Operator: C.K. Bachoo | IF-CS-26 NY
Subnet 172.99.0.0/24 was audited. Three live hosts identified via ping sweep. Nmap version scanning identified nginx 1.29.8, Redis 8.6.2, and Apache 2.4.66. These services represent a significant attack surface; outdated web servers without WAF protection are prone to automated exploitation.
I documented three servers. Each was remediated by applying strict permission masks and service re-configuration. For example, remediation of the Apache service involved configuring hardening parameters to mitigate directory traversal risks. These triage actions are essential in enterprise environments to prevent initial access by unauthorized actors.
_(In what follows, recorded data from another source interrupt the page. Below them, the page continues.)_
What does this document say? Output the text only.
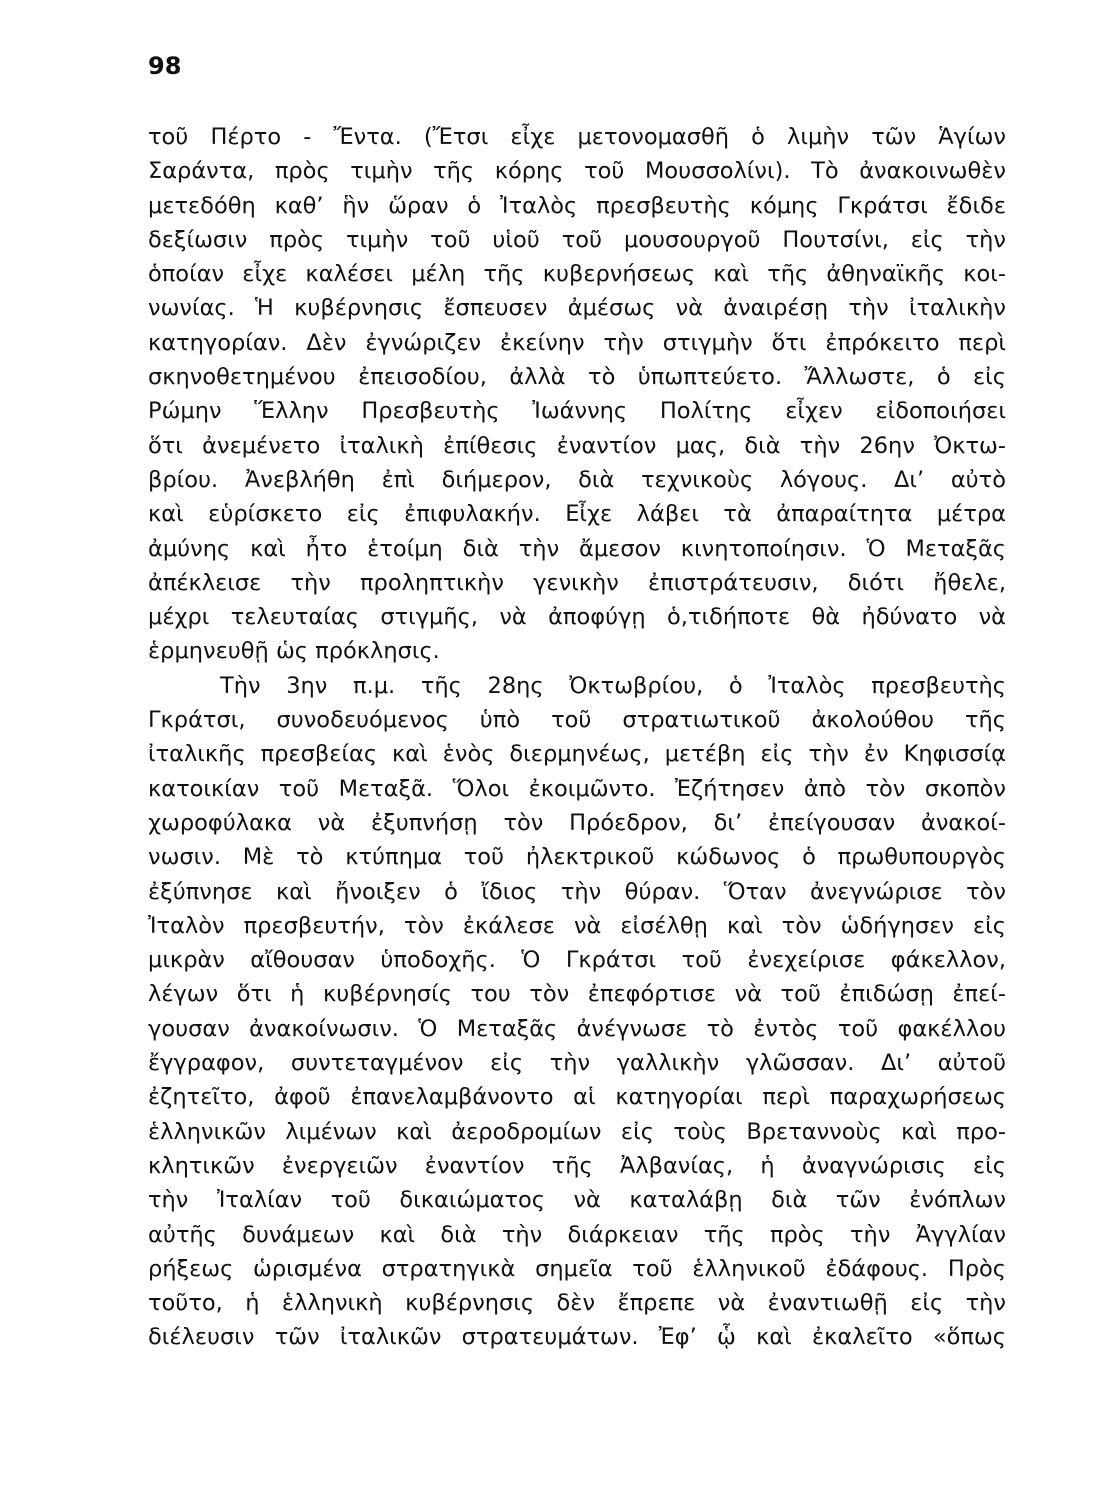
98
τοῦ Πέρτο - Ἔντα. (Ἔτσι εἶχε μετονομασθῆ ὁ λιμὴν τῶν Ἁγίων
Σαράντα, πρὸς τιμὴν τῆς κόρης τοῦ Μουσσολίνι). Τὸ ἀνακοινωθὲν
μετεδόθη καθ’ ἣν ὥραν ὁ Ἰταλὸς πρεσβευτὴς κόμης Γκράτσι ἔδιδε
δεξίωσιν πρὸς τιμὴν τοῦ υἱοῦ τοῦ μουσουργοῦ Πουτσίνι, εἰς τὴν
ὁποίαν εἶχε καλέσει μέλη τῆς κυβερνήσεως καὶ τῆς ἀθηναϊκῆς κοι-
νωνίας. Ἡ κυβέρνησις ἔσπευσεν ἀμέσως νὰ ἀναιρέσῃ τὴν ἰταλικὴν
κατηγορίαν. Δὲν ἐγνώριζεν ἐκείνην τὴν στιγμὴν ὅτι ἐπρόκειτο περὶ
σκηνοθετημένου ἐπεισοδίου, ἀλλὰ τὸ ὑπωπτεύετο. Ἄλλωστε, ὁ εἰς
Ρώμην Ἕλλην Πρεσβευτὴς Ἰωάννης Πολίτης εἶχεν εἰδοποιήσει
ὅτι ἀνεμένετο ἰταλικὴ ἐπίθεσις ἐναντίον μας, διὰ τὴν 26ην Ὀκτω-
βρίου. Ἀνεβλήθη ἐπὶ διήμερον, διὰ τεχνικοὺς λόγους. Δι’ αὐτὸ
καὶ εὑρίσκετο εἰς ἐπιφυλακήν. Εἶχε λάβει τὰ ἀπαραίτητα μέτρα
ἀμύνης καὶ ἦτο ἑτοίμη διὰ τὴν ἄμεσον κινητοποίησιν. Ὁ Μεταξᾶς
ἀπέκλεισε τὴν προληπτικὴν γενικὴν ἐπιστράτευσιν, διότι ἤθελε,
μέχρι τελευταίας στιγμῆς, νὰ ἀποφύγῃ ὁ,τιδήποτε θὰ ἠδύνατο νὰ
ἑρμηνευθῇ ὡς πρόκλησις.
Τὴν 3ην π.μ. τῆς 28ης Ὀκτωβρίου, ὁ Ἰταλὸς πρεσβευτὴς
Γκράτσι, συνοδευόμενος ὑπὸ τοῦ στρατιωτικοῦ ἀκολούθου τῆς
ἰταλικῆς πρεσβείας καὶ ἑνὸς διερμηνέως, μετέβη εἰς τὴν ἐν Κηφισσίᾳ
κατοικίαν τοῦ Μεταξᾶ. Ὅλοι ἐκοιμῶντο. Ἐζήτησεν ἀπὸ τὸν σκοπὸν
χωροφύλακα νὰ ἐξυπνήσῃ τὸν Πρόεδρον, δι’ ἐπείγουσαν ἀνακοί-
νωσιν. Μὲ τὸ κτύπημα τοῦ ἠλεκτρικοῦ κώδωνος ὁ πρωθυπουργὸς
ἐξύπνησε καὶ ἤνοιξεν ὁ ἴδιος τὴν θύραν. Ὅταν ἀνεγνώρισε τὸν
Ἰταλὸν πρεσβευτήν, τὸν ἐκάλεσε νὰ εἰσέλθῃ καὶ τὸν ὡδήγησεν εἰς
μικρὰν αἴθουσαν ὑποδοχῆς. Ὁ Γκράτσι τοῦ ἐνεχείρισε φάκελλον,
λέγων ὅτι ἡ κυβέρνησίς του τὸν ἐπεφόρτισε νὰ τοῦ ἐπιδώσῃ ἐπεί-
γουσαν ἀνακοίνωσιν. Ὁ Μεταξᾶς ἀνέγνωσε τὸ ἐντὸς τοῦ φακέλλου
ἔγγραφον, συντεταγμένον εἰς τὴν γαλλικὴν γλῶσσαν. Δι’ αὐτοῦ
ἐζητεῖτο, ἀφοῦ ἐπανελαμβάνοντο αἱ κατηγορίαι περὶ παραχωρήσεως
ἑλληνικῶν λιμένων καὶ ἀεροδρομίων εἰς τοὺς Βρεταννοὺς καὶ προ-
κλητικῶν ἐνεργειῶν ἐναντίον τῆς Ἀλβανίας, ἡ ἀναγνώρισις εἰς
τὴν Ἰταλίαν τοῦ δικαιώματος νὰ καταλάβῃ διὰ τῶν ἐνόπλων
αὐτῆς δυνάμεων καὶ διὰ τὴν διάρκειαν τῆς πρὸς τὴν Ἀγγλίαν
ρήξεως ὡρισμένα στρατηγικὰ σημεῖα τοῦ ἑλληνικοῦ ἐδάφους. Πρὸς
τοῦτο, ἡ ἑλληνικὴ κυβέρνησις δὲν ἔπρεπε νὰ ἐναντιωθῇ εἰς τὴν
διέλευσιν τῶν ἰταλικῶν στρατευμάτων. Ἐφ’ ᾧ καὶ ἐκαλεῖτο «ὅπως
Forensic analysis identified the attacker IP: 203.0.113.99 at timestamp 2026-05-14 02:00. The malicious netcat listener on port 4444 (PID 10) was isolated. I deployed an iptables rule: iptables -A INPUT -s 203.0.113.99 -j DROP to quarantine the source. A real SOC would deploy an EDR (Endpoint Detection and Response) agent to automatically kill anomalous processes upon detection.
The listener was configured on port 8080 to bypass egress filtering. Command injection was possible due to lack of input sanitization in the web application. The iptables lockdown command iptables -A INPUT -p tcp --dport 8080 -j DROP was applied.
This breach demonstrates that defense-in-depth is the only reliable security model. A single control, such as a robust WAF, would have prevented the initial injection by filtering the payload at the perimeter, effectively neutralizing the kill chain before it could reach the host level.